W międzynarodowej konferencji naukowej (6-8 listopada) „Ruiny zabytków sakralnych – ochrona i adaptacja do nowych funkcji” uczestniczył m.in. wybitny znawca historii Ziemi Gubińskiej prof. Grzegorz Domański.
Z referatów wygłoszonych na konferencji powstała obszerna publikacja, prezentująca problematykę konserwatorską ruin zabytków sakralnych na terenie kraju, Niemiec i w innych państwach Europy. Poniżej streszczenie wystąpienia – dociekań naukowych prof. G.Domańskiego z Polskiej Akademii Nauk z Wrocławia.
Obraz najstarszych dziejów Gubina, zaakcentował na wstępie profesor, jest mocno niekompletną mozaiką mimo możliwości (zniszczona część naziemna budynków Starego Miasta). Badania archeologiczne nie wykroczyły poza etap wstępny a ochrona zabytków ogranicza się do mniej lub bardziej sensownych badań ratowniczych (rozpoczętych w 1970 r.). Bez nadzoru archeologicznego wybudowano w latach sześćdziesiątych XX wieku osiedle bloków na centralnej części Starego Miasta.
Zanim powstał tu kościół farny była tu bazylika późnoromańska, posadowiona na wcześniejszym cmentarzu. Na działce nr 77 w narożniku ulic Reja i Drukarskiej (przed budową pawilonu „Netto”) prof. G. Domański odkrył w 2005 r. m. in. fragmenty budynków murowanych, budowanych na potężnych ławach fundamentowych, wykonanych z dużych otoczaków o średnicach do 70-80 cm. Budynki pochodziły z XVIII-XX w. Przy rozpoznaniu wykopu pod przyłącze kanalizacyjne do „Netto” stwierdzono istnienie zabudowy drewnianej (XIII – XIV w.) w warstwie nadcalcowej (calec na głębokości 3,7 m od powierzchni) z materiałem ceramicznym ze schyłku wczesnego średniowiecza i początków jego późnej fazy.
Belki podwalinowe z XIII w. znajdują się w Izbie Muzealnej prowadzonej przez SPZG, przy ul. 3 Maja 2.
Na działce 61 naprzeciwko ratusza, między ul. Westerplatte i Zygmunta Starego prof.
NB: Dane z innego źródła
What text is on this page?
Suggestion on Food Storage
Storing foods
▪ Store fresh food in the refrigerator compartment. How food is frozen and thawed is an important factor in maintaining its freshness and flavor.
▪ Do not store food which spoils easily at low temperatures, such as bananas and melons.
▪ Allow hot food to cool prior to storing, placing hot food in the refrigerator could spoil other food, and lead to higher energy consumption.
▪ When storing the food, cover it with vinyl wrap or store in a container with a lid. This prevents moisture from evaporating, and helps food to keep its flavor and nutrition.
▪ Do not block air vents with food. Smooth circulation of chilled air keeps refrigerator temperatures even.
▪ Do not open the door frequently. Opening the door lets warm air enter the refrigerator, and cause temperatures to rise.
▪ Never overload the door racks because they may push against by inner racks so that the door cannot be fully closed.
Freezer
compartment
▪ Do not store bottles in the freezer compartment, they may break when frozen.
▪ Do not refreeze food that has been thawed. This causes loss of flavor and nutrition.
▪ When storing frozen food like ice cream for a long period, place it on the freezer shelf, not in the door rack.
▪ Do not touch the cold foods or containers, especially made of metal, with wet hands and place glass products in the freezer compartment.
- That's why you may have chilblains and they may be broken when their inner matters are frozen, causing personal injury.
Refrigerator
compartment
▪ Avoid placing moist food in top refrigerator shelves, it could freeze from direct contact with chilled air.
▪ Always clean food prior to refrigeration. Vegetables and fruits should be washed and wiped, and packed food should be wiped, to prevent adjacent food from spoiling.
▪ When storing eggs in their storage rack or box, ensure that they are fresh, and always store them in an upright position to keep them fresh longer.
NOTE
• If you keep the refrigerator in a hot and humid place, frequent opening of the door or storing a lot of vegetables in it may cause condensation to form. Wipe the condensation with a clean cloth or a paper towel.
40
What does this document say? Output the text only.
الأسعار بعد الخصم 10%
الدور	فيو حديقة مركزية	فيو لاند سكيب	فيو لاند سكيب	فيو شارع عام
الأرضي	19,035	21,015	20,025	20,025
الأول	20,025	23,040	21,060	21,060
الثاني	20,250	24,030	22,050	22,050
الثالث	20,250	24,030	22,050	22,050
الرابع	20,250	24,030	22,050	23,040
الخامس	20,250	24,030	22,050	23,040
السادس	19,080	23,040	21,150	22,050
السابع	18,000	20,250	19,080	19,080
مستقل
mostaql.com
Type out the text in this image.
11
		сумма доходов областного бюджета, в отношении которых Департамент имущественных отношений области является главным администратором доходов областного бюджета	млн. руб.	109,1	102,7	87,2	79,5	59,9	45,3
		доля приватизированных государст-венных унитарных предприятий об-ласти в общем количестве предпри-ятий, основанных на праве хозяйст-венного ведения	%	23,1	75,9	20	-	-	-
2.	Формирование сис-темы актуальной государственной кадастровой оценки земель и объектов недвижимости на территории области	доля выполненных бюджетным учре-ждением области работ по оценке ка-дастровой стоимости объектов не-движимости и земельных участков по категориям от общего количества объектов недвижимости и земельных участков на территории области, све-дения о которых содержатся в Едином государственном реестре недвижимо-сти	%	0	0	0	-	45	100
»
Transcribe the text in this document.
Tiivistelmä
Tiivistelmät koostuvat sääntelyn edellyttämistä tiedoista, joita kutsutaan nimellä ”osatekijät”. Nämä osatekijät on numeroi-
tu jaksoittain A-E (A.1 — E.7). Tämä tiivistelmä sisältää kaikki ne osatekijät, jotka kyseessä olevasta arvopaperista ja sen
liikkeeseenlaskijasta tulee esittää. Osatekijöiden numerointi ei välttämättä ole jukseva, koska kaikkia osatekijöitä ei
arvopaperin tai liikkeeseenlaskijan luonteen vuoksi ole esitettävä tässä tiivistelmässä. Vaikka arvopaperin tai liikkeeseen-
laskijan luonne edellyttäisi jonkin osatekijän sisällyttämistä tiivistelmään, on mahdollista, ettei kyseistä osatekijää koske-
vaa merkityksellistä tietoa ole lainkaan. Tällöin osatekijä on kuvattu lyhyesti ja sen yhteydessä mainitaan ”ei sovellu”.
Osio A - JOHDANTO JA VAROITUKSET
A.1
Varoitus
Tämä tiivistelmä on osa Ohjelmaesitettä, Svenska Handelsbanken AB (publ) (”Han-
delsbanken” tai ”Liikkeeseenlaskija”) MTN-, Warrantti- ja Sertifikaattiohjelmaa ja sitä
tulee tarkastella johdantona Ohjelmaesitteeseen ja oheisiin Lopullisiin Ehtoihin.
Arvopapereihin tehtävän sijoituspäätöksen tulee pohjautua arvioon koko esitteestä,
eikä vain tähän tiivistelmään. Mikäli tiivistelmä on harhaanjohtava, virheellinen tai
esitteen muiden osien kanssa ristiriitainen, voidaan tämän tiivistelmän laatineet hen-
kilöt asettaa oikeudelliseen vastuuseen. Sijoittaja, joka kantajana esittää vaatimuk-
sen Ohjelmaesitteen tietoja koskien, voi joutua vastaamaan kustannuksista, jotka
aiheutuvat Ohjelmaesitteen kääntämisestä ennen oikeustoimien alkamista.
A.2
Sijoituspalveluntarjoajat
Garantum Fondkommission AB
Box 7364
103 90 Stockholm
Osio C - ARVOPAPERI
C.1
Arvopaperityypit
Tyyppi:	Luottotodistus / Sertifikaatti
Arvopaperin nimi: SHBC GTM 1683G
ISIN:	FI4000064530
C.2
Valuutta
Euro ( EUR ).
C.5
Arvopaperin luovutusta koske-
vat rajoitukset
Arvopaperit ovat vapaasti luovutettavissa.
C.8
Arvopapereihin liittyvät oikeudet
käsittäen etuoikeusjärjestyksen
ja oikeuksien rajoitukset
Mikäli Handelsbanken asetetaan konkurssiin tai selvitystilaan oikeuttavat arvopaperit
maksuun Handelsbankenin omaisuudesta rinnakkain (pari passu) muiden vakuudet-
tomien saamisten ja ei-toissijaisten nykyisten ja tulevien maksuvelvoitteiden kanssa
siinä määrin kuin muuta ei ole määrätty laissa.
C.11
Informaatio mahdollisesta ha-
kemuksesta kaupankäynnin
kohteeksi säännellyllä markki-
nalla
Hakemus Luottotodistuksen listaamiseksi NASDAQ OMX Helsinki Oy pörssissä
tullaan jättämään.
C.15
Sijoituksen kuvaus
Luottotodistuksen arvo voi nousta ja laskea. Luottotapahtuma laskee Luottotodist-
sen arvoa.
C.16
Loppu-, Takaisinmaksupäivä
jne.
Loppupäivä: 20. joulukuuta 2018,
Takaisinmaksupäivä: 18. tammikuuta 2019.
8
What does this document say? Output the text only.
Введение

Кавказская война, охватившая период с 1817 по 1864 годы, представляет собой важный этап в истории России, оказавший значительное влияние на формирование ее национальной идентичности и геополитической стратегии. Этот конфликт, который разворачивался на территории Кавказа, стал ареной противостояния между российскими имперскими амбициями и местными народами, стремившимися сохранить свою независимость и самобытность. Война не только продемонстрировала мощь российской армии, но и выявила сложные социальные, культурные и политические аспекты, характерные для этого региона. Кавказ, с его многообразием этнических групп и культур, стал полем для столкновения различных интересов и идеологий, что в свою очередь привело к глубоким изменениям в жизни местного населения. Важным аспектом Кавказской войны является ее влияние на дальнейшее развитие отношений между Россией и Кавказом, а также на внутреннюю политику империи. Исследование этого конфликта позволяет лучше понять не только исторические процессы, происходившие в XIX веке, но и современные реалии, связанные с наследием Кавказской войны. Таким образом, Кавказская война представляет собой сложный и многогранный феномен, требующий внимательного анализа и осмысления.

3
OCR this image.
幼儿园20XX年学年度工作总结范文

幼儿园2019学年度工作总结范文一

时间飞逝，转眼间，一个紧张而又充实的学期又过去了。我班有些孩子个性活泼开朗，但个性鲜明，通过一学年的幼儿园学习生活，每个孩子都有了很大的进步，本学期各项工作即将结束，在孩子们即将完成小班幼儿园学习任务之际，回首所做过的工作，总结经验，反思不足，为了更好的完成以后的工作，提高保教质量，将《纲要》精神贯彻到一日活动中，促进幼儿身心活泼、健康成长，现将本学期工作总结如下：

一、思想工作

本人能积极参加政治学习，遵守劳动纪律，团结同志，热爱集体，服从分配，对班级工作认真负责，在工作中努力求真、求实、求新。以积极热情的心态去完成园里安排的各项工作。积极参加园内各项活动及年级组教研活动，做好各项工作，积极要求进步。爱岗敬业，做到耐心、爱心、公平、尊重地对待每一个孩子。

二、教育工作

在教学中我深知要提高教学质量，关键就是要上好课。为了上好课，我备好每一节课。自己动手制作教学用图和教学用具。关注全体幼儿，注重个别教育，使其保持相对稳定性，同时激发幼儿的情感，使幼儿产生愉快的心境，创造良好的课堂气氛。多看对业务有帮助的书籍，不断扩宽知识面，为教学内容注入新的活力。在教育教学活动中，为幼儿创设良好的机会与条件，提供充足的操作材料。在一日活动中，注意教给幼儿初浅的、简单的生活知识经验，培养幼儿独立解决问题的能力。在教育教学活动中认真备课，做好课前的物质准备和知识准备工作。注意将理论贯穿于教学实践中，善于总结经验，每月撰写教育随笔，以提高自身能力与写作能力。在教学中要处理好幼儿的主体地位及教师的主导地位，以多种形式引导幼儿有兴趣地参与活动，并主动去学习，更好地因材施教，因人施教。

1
G. Domański stwierdził szczątki zabudowy istniejącej do 1945 r., powstałej w XVIII-XIX w. W wykopie od głębokości 1,5 m poniżej korony murów odkryto nie zaburzone nawarstwienia miasta średniowiecznego (fragmenty budynków drewnianych, głównie podłóg, ich legarów, dolnych belek ścian). Materiał ceramiczny pochodzi z późnego średniowiecza (XIII-XV w.) oraz późnych faz wczesnego średniowiecza (XII-XIII w.). Dębowa belka o przekroju 22 x 30 cm pochodzi z drzewa ściętego w roku 1213, belka podwalinowa z najniższego poziomu konstrukcji – z roku 1206, dwa pale – z roku 1202 i 1210.
Przy ul. Drukarskiej w 2007 r. prof. G. Domański zbadał miejsce (wykop 3 x 3 m), na którym zabudowa murowana pojawiła się w XIX w. Badany teren przez 300 lat, od XV do XVIII w. spełniał rolę śmietnika.
Gród w Gubinie powstał od razu jako centrum administracyjno-gospodarcze, mimo, iż od końca X w. istniał potężny, z ponad 400 metrów bieżących wałów, gród bardzo blisko, bo w odległości 7 km. Gród w Niemczy (Polanowice) największy na Łużycach był centrum administracyjnym, wojskowym gospodarczym i kultowym regionu nad dolną Nysą Łużycką.
Na podstawie analizy źródeł pisanych prof. G. Domański przypuszcza, że obszar nad dolną Nysą graniczący ze Śląskiem i Ziemią Lubuską w XI, XII i początku XIII wieku należał do państwa polskiego, a potem do piastowskich księstw śląskich.
Nie będziemy jednak spekulować tutaj nad ewentualnymi przyczynami utraty przez Niemczę roli centrum, na korzyść Gubina i dlaczego Gubin powstał.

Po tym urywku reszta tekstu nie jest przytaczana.